No matter – we had seats, and we wanted to eat. Lisbon is probably one of the best locations for Goan food outside of the former Portuguese colony turned Indian state, but as with any establishment, we were worried that the owners had changed the dishes to conform to more sensitive, even muted, Portuguese tastes. Luckily, we were wrong. For starters, the menu was encouraging: entirely in Portuguese. Few tourists coming this way, apparently – far from the city center and the metro, that’s usually a good sign. Orlando patiently explained the menu to us, as we had never heard of “Sarapatel” before. He spoke quickly, and M caught words like carne (meat) and pedacos (pieces) of linga (tongue) and a quick statement that “tudo e bom” – it’s all very good. He then scurried away, finally explaining the reason he seemed so frazzled: a big party was going to start there in about twenty minutes.

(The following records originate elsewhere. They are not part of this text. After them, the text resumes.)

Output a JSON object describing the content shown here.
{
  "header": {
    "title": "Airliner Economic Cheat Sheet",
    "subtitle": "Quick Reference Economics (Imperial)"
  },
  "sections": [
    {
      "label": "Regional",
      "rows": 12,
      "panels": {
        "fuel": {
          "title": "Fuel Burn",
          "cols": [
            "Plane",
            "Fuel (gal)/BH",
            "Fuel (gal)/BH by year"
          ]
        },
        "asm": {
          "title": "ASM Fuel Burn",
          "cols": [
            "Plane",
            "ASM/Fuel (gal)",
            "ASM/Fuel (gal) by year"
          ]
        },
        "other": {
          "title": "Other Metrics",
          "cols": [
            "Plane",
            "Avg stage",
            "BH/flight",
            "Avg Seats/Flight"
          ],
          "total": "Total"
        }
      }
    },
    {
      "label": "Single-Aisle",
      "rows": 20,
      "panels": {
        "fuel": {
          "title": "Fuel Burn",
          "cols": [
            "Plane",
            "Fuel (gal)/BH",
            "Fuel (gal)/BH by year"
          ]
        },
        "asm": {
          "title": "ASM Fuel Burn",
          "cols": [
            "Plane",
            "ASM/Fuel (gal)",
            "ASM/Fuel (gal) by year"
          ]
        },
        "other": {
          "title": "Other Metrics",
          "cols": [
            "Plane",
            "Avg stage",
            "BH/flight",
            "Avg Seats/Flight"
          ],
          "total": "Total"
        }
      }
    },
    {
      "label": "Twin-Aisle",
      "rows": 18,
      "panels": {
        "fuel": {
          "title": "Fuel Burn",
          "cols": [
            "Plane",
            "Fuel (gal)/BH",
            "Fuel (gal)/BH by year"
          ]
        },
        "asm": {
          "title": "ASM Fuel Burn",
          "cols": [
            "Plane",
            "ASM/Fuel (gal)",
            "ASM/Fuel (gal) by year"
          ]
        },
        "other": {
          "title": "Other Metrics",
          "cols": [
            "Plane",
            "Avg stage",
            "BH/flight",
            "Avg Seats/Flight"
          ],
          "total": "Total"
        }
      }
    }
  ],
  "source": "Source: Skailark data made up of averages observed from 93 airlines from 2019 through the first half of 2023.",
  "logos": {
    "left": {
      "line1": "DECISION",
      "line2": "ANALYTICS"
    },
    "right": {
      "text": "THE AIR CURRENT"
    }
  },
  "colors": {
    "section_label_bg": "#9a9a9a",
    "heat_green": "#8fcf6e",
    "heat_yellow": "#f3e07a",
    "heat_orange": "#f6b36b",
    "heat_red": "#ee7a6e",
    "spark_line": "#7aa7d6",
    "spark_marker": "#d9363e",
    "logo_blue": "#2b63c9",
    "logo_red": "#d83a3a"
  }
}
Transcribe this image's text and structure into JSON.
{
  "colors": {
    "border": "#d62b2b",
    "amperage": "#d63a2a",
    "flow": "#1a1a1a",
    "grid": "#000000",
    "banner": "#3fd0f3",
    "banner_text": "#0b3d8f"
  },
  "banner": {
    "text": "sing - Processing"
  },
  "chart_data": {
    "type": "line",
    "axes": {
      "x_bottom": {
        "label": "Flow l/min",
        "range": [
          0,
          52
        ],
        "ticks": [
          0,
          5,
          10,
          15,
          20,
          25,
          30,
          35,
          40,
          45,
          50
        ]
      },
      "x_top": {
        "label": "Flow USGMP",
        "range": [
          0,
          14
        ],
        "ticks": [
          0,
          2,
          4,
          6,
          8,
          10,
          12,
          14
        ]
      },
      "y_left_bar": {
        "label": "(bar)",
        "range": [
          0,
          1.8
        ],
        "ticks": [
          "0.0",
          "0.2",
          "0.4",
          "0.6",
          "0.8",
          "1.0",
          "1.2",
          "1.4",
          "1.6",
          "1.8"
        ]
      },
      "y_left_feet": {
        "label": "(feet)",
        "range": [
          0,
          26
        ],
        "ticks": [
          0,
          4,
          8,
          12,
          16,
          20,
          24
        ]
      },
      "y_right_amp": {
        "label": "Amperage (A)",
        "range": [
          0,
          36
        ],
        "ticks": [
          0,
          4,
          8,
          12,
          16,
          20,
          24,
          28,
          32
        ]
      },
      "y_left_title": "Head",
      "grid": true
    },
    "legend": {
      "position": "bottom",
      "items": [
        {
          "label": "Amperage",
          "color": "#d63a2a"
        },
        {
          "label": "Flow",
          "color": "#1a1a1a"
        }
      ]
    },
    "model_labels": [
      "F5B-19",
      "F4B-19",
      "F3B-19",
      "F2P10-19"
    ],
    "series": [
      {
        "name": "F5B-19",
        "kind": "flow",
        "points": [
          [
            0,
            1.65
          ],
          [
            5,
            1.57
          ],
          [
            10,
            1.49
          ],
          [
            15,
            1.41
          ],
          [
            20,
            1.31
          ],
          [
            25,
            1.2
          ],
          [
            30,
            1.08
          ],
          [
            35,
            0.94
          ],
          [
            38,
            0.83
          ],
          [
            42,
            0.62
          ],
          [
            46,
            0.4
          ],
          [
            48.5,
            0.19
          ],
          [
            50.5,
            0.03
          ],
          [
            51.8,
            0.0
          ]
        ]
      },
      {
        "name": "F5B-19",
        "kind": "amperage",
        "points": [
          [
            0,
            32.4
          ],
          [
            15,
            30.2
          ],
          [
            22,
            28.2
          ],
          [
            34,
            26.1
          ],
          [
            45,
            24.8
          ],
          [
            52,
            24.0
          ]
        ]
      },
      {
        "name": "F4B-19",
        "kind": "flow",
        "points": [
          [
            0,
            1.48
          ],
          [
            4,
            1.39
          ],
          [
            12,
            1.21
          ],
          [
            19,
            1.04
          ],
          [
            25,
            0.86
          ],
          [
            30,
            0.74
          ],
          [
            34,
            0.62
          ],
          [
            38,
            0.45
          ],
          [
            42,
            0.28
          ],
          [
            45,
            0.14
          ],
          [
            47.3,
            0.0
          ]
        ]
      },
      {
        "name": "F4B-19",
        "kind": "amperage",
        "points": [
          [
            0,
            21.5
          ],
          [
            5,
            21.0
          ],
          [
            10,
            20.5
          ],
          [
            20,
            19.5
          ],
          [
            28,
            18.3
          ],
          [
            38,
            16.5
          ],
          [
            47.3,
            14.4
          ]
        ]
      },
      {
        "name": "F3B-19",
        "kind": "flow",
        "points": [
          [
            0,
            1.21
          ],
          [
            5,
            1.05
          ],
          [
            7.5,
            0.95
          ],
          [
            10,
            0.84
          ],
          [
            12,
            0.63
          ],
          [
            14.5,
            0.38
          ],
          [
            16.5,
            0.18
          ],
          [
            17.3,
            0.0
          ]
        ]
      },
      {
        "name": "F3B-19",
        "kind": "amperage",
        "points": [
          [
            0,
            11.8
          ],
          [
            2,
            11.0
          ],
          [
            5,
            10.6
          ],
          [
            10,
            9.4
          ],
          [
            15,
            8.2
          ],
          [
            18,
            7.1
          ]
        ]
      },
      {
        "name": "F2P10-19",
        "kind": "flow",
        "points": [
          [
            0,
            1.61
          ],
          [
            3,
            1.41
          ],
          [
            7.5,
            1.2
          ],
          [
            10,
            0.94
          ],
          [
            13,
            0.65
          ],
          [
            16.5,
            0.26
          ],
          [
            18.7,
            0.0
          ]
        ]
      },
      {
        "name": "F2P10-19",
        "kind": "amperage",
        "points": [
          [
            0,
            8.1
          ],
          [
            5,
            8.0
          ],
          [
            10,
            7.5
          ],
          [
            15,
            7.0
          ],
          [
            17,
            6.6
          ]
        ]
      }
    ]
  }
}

In we put the order: a bottle of water, two sides of white rice. For a starter we went with the obligatory Apas, a type of bread unique to Goan cuisine ( €0,75). It has a texture similar to a very thin version of naan, and a similar flavor, yet somehow manages to remain thick and hearty. L tried to Chacuti de Galinha (€7,00), a type of chicken curry with coconut milk and “spices.” A few taste tests later, and we could detect mint, cumin, coriander, cardamom, and black pepper. A slight spicy kick with a fantastic flavor profile, and three pieces of chicken – the real stuff, still on the bone – was more than expected. M went with the Sarapatel (€7,00), a mix of diced and pulled pork and tongue, simmered in a spicy – very spicy – and flavorful sweet tomato-based sauce. The texture and taste reminded us of a very spicy version of Carolina barbecue pulled pork. Regular readers of the blog will know how we feel about that! Plus, the spice level was one of the few dishes ever to satisfy M’s Scoville scale requirement, and he didn’t even have to make a special request!
The only disappointment of the day was that Zuari was out of their famous mango ice cream, due to the party preparations. We would have liked to try it, but the unexpectedly complex flavors in our dishes, combined with the great price – €20,00 for the whole meal – made this easily our best meal in Lisbon thus far.